Dem Angeklagten fallen auch die Kosten des bisherigen Rechtsmittelverfahrens zur Last.
Gründe:
[1] Mit dem angefochtenen, auf dem Wahrspruch der Geschworenen beruhenden Urteil wurde * M* des Verbrechens des Mordes nach §§ 15, 75 StGB schuldig erkannt.
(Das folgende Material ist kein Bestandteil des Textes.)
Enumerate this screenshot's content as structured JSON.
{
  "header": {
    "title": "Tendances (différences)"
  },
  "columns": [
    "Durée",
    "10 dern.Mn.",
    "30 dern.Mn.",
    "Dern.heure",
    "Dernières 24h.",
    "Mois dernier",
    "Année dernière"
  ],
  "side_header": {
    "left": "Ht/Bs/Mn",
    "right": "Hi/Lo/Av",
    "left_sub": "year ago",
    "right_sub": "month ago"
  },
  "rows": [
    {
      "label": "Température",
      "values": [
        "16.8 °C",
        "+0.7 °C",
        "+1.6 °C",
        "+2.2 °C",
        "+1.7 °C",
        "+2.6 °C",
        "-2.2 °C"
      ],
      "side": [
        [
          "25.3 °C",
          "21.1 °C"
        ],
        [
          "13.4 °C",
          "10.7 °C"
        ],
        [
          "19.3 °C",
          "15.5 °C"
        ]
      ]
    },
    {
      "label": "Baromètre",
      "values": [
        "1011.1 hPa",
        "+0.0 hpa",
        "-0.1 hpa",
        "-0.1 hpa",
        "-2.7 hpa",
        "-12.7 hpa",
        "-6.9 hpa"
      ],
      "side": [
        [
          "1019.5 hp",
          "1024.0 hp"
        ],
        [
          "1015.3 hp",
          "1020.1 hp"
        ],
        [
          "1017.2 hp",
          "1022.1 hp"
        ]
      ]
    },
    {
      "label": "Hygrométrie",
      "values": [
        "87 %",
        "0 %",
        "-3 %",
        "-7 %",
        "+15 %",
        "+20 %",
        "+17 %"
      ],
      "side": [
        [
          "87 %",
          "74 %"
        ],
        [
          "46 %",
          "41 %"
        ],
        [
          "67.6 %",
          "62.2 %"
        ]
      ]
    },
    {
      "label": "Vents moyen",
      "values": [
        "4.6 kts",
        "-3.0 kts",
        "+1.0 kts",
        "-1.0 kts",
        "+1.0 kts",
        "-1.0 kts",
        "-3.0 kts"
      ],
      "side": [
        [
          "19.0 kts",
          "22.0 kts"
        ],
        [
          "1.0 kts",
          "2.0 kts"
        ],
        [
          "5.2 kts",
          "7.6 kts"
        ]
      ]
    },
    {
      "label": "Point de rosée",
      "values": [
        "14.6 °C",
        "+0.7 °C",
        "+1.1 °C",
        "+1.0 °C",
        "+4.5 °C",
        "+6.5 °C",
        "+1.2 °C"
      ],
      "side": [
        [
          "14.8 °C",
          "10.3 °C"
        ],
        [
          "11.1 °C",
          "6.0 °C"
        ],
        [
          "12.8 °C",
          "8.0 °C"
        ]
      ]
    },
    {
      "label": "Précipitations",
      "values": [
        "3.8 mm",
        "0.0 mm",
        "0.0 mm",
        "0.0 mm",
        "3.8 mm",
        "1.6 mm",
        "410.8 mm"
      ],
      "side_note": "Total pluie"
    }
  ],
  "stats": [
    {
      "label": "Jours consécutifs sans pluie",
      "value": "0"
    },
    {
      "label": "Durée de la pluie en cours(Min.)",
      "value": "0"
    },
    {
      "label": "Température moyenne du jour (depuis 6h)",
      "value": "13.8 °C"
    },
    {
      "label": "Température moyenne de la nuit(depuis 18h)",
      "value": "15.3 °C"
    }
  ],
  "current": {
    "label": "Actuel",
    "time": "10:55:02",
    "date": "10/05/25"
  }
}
[2] Danach hat er am 19. März 2023 in W* * G* zu töten versucht, indem er dem auf dem Bauch Liegenden mit einem Messer mit einer Klingenlänge von zumindest sieben Zentimetern zunächst einen Stich in den Rücken und nach einer Drehbewegung desselben einen Stich in den rechten Oberschenkel versetzte, wodurch der Genannte eine zwölf Zentimeter breite Stich-Schnittwunde in der mittleren Rückenregion, die mit einem rund sieben Zentimeter in die Tiefe reichenden Stichkanal einherging, sowie eine etwa zwei Zentimeter breite Stichwunde an der Vorderseite des rechten Oberschenkels mit einem etwa zwei Zentimeter tiefen Stichkanal, sohin eine an sich schwere Verletzung, erlitt.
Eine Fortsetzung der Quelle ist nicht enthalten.